Bran Stark is the man with the plan to defeat the Night King, and there couldn’t be a better time for it. With the White Walkers finally arriving at Winterfell at the end of the second episode of Season 8, all hopes currently lie on Bran’s plan to draw out the Night King and allow someone to kill him.
We know next week’s episode is going to be the epic Battle of Winterfell and that apparently it will make history as the longest sequential battle scene to ever be committed to film. But with three more episodes of Season 8 after that battle, it seems safe to assume that the Night King might not go down as easily as Bran, Jon, and Daenerys may hope.
First, let’s recount Bran’s plan: he is going to use himself as bait by waiting in Winterfell’s Godswood near the Weirwood heart tree, hoping that his presence there will draw out the Night King from his army so that Jon or someone else can destroy the White Walker’s leader once and for all.
According to Bran, the Three-Eyed Raven is the Night King’s number one priority among the Army of the Living because the Three-Eyed Raven is the keeper of the world’s stories, and once he is dead, the legacy and history of the Seven Kingdoms are gone with him. As Bran says, “He’s tried before, many times with many Three-Eyed Ravens.”

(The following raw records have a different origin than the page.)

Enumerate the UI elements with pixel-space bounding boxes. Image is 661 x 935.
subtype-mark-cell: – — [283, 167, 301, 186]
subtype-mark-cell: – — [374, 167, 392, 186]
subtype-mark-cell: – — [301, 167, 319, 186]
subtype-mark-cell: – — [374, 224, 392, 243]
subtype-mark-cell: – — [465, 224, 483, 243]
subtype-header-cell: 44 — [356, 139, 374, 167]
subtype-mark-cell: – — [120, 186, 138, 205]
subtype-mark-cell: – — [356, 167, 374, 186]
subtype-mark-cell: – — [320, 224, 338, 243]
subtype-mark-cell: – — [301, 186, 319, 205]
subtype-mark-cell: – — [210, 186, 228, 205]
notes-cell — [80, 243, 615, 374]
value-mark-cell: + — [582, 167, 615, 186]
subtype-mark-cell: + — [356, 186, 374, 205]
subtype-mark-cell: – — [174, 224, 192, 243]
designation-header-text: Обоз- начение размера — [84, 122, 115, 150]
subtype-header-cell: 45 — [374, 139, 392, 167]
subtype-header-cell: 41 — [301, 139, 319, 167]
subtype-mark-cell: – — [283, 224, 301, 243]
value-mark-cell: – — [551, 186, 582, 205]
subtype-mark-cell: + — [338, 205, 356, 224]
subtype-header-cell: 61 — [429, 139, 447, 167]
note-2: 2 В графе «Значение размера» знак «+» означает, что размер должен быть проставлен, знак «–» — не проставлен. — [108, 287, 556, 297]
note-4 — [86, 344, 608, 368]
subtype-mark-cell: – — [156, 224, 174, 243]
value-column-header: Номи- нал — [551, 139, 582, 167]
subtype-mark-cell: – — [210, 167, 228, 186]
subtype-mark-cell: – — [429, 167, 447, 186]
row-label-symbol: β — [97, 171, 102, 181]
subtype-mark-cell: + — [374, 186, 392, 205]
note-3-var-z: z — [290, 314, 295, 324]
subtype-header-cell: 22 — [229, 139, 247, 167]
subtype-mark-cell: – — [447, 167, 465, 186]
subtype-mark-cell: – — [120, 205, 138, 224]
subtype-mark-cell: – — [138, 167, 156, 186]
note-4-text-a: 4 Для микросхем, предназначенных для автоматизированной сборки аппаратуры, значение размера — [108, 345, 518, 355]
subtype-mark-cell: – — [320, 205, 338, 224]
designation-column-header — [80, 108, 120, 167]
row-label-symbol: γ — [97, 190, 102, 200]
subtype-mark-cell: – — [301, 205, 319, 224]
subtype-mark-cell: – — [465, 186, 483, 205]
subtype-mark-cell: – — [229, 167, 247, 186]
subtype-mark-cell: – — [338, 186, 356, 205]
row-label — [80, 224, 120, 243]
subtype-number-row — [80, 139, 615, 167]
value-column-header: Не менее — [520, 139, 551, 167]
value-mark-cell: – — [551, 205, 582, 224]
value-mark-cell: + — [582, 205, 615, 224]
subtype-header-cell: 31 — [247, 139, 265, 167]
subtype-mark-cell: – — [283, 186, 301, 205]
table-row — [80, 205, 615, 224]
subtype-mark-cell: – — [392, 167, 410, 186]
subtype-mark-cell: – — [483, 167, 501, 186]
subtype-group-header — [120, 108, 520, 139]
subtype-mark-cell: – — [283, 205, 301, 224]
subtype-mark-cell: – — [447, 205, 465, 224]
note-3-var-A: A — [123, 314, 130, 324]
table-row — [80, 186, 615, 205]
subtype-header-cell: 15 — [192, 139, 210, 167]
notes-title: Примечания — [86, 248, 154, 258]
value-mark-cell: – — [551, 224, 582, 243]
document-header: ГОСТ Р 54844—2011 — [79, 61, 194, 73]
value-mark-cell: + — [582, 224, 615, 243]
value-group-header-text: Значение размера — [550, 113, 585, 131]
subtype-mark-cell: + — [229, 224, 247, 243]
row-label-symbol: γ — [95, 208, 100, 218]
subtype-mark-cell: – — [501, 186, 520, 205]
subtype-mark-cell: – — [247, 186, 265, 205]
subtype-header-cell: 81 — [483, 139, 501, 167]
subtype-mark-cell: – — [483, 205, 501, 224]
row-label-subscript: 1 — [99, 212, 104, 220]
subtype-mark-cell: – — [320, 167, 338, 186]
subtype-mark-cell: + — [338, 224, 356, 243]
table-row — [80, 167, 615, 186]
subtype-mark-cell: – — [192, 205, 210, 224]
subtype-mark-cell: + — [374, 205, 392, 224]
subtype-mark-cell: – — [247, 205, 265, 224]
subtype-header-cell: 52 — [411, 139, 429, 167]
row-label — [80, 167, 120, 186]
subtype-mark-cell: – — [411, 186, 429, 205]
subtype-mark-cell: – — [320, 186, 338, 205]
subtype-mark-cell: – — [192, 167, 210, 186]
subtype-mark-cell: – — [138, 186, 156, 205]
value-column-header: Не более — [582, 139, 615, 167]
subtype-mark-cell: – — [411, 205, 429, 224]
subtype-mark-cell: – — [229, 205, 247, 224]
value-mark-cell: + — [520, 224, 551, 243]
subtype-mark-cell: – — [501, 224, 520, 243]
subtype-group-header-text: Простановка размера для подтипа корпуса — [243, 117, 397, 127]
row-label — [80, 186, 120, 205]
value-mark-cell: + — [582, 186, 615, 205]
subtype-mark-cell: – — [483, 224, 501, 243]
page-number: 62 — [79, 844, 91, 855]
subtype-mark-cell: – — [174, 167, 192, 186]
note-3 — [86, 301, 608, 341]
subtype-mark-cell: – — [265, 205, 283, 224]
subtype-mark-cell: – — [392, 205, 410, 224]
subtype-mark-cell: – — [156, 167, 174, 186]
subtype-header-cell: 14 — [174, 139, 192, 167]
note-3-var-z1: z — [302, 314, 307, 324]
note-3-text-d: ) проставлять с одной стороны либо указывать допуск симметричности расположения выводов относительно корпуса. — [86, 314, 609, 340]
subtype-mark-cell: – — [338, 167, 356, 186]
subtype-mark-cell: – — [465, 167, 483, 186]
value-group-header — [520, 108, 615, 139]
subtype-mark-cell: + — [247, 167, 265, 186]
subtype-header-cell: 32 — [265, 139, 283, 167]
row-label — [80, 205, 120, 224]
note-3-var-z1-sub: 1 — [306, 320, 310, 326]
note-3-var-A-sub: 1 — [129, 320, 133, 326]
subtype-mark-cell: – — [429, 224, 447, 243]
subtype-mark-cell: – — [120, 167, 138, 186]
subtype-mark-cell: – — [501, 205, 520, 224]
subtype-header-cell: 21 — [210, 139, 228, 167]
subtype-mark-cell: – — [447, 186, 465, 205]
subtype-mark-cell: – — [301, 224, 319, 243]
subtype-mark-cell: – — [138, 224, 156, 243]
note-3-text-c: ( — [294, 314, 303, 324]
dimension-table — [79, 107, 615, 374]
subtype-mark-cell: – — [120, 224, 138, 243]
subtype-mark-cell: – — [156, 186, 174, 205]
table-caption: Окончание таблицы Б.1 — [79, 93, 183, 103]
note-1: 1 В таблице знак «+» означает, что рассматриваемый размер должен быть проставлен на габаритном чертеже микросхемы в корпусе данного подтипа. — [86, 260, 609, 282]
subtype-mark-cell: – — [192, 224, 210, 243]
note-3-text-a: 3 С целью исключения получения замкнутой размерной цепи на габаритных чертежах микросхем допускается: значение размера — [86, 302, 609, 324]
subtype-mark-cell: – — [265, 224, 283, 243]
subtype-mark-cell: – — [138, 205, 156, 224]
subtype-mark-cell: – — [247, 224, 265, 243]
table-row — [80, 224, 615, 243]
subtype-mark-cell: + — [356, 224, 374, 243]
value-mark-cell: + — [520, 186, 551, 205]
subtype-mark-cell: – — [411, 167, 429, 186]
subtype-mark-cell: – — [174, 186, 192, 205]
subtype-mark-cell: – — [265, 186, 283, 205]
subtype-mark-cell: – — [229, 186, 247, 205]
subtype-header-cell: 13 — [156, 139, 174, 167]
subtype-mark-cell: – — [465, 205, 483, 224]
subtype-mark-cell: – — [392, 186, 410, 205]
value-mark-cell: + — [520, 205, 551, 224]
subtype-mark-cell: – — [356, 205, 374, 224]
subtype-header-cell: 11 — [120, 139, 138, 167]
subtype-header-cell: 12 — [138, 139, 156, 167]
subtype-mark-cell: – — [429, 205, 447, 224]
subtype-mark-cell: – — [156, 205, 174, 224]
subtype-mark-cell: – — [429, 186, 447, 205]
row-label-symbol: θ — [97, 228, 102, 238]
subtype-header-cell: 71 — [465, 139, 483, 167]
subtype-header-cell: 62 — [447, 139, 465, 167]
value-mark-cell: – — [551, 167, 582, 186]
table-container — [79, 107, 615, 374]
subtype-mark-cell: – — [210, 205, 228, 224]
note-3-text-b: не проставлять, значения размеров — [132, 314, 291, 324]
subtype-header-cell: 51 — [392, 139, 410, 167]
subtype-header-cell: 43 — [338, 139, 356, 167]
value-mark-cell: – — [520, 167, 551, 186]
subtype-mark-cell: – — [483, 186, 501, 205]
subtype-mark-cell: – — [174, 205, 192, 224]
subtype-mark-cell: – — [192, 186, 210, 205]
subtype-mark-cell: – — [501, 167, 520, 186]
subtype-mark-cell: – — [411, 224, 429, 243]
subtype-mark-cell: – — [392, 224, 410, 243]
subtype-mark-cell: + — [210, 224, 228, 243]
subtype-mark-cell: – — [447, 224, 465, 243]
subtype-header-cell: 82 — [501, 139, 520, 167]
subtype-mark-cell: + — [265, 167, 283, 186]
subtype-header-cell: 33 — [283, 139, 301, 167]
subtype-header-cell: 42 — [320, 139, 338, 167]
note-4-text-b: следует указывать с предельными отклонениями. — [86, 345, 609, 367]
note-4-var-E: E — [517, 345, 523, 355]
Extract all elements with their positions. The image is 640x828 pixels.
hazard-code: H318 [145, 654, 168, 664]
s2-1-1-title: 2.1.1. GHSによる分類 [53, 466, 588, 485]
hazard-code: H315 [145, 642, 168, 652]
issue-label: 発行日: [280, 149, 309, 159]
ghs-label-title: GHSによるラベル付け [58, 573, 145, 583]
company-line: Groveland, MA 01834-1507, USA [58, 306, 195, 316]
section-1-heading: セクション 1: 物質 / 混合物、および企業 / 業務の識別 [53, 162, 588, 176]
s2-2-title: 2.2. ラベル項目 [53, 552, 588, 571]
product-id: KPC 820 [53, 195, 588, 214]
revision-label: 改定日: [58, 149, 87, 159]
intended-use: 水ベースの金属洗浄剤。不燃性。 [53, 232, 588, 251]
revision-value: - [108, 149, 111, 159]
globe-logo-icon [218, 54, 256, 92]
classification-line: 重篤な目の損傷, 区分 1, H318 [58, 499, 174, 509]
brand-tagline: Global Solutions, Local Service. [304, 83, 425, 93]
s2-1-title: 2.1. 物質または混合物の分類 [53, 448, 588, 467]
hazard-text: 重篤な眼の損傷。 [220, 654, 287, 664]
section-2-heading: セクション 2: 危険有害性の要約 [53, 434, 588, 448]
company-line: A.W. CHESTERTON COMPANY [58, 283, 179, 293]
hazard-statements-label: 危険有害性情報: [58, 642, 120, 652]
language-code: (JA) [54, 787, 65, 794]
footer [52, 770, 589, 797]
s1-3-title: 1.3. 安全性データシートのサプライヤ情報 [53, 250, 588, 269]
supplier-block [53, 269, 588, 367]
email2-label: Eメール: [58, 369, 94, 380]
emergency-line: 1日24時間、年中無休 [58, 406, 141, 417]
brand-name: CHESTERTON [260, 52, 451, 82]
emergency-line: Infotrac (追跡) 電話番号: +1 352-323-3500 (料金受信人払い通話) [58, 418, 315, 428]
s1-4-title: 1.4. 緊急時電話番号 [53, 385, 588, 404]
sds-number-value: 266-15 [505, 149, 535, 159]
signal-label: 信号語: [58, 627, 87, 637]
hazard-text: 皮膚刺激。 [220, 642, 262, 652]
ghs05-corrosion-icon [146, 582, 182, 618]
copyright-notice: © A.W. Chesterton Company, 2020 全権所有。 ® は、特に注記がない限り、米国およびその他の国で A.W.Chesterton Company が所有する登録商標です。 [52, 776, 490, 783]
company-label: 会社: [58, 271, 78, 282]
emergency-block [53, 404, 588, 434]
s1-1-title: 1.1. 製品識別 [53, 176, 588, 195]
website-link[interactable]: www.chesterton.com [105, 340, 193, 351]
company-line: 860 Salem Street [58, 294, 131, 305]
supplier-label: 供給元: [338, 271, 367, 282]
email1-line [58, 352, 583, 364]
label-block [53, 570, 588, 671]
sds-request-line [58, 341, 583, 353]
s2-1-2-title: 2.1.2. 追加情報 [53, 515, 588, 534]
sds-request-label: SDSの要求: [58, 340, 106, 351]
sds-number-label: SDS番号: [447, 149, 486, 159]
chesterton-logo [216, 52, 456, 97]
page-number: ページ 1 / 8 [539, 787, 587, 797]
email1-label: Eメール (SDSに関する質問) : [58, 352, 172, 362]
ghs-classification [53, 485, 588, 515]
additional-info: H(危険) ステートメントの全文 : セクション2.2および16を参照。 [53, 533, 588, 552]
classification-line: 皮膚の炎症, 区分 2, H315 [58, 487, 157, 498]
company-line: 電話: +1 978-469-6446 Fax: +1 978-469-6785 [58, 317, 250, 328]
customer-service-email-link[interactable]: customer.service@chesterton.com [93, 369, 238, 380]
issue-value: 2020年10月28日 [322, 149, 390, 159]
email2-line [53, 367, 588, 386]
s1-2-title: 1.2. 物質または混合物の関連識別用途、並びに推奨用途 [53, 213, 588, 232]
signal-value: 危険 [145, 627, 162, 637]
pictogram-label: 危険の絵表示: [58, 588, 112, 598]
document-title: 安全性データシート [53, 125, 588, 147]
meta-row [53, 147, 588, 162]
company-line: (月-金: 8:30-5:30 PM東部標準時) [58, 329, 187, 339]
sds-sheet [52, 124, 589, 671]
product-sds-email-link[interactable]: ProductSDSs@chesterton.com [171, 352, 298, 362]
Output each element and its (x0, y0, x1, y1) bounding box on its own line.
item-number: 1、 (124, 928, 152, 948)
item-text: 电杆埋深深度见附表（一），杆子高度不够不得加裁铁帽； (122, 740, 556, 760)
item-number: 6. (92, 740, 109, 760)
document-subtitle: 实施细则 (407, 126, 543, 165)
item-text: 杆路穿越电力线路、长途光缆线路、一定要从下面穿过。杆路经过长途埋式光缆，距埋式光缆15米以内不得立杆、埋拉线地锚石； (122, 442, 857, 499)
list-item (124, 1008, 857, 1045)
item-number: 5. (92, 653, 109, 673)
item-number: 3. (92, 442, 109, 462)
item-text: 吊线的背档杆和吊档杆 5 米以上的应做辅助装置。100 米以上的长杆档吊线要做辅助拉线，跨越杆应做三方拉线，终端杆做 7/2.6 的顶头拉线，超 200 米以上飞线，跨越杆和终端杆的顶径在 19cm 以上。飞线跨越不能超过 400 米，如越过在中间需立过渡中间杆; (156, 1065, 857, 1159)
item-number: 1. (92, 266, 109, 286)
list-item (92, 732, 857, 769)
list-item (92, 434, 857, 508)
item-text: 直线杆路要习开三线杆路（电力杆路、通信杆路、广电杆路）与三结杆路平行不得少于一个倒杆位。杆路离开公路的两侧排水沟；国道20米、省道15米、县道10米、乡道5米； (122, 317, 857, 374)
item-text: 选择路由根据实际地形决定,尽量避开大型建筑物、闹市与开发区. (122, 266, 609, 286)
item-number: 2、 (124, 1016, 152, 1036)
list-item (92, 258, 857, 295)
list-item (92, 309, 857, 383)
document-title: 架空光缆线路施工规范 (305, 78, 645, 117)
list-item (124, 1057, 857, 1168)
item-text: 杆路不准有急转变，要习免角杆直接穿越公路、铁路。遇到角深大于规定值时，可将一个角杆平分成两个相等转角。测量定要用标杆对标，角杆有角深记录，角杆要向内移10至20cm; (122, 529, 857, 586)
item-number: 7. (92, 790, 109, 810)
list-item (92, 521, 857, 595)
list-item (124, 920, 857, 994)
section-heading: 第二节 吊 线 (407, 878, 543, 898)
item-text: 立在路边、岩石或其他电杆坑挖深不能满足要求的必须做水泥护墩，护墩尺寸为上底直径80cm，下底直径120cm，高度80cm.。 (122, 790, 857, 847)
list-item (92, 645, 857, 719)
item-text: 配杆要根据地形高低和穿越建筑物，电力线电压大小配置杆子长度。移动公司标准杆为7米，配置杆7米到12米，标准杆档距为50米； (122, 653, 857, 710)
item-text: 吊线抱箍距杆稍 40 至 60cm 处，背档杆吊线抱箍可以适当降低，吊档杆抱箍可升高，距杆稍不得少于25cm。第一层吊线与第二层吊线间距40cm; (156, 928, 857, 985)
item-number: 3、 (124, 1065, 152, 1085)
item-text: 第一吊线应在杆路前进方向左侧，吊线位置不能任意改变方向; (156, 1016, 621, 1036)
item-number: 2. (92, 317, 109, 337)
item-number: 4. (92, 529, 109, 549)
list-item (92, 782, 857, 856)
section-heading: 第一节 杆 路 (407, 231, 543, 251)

The Night King’s ultimate goal is to create the “Endless Night,” to erase the world of men and, by destroying the Three-Eyed Raven, destroying its memory. Bran finally brings up the often-theorized-about fact that the Night King marked him seasons ago, which means the Night King knows where Bran is at all points in time. “I need to lure him into the open before his army destroys us all,” Bran says. Theon volunteers himself and the Iron Born — who had better be armed with some Dragonglass — to stay by Bran’s side and protect him.
In theory, it’s a good plan to get the Night King out into plain sight. But there could be more to Bran’s location choice than it just being easily wheelchair accessible. We found out back in the Season 6 episode “The Door” how the White Walkers were originally made by the Children of the Forest: the Children bound a man (presumably, the man who became the Night King) to a Weirwood tree and plunged a piece of Dragonglass into his heart, thus causing him to be turned into the blue walking ice man we now know today.
Could the secret to destroying the Night King be as simple (or, simple in storytelling terms) as recreating that moment? Could Bran be drawing the Night King to the Weirwood tree so that Jon (or anyone else with a Dragonglass/Valyrian steel blade) can plunge their special weapon into his chest, pinning him to the Weirwood tree and undoing everything that came before? Could the end of the White Walkers and the wights not be through death, but a reversal of a cruel fate the Children inflicted on the White Walkers many years before?
It’s a concept that fans have been theorizing about for years, and one that would be fitting to Game of Thrones’ style of storytelling. The White Walkers weren’t evil to begin with; they were men turned into weapons by the Children to destroy the First Men, who were threatening the Children’s home. Three-Eyed Bran often doesn’t reveal all of the information he knows to his rapt audience — case in point, only dropping “The things we do for love” to let Jaime know that he remembers being pushed out of the window, but not revealing that detail to the rest of Daenerys’s court. So there almost certainly is more to his decision to lure the Night King to Winterfell’s Weirwood, even if our theory about him being stabbed with a Dragonglass weapon doesn’t prove to be true.
The real question is whether or not destroying the Night King will be enough to destroy his horde. We learned in Season 7’s “Beyond the Wall” that the White Walkers seem to abide by vampire rules, where killing the White Walker who made a pack of wights is enough for them to no longer be reanimated. Does the same logic extend to the White Walkers themselves, as in, if the Night King falls, would all the White Walkers he made fall with him? Or does Jon and Daenerys’s army need to defeat each of the White Walkers seen at the end of this episode to fell the Army of the Dead?
It seems more likely than not that the gang won’t destroy the Night King in the next episode, but that doesn’t mean that the plan of trying to pin him to a Weirwood tree (literally) won’t play a key role in defeating this threat. It was a bit surprising to learn that no dragon ever tried to kill a White Walker in the many battles with the Night King that have raged before. Hopefully someone at least tries before the end of Game of Thrones, even if that plan doesn’t work.
As for the idea that the Three-Eyed Raven is the only one who is the keeper of the stories of Westeros, Sam seems rightfully concerned and backs up Bran’s assumption that the Night King would come straight for the Three-Eyed Raven. That moment adds interesting fodder to the theory that Sam will be the person to finish Archmaester Ebrose’s book “A Chronicle of the Wars Following the Death of King Robert I,” which will inevitably be called “A Song of Ice and Fire” after Jon, Daenerys, the Night King, and those fire-breathing dragons.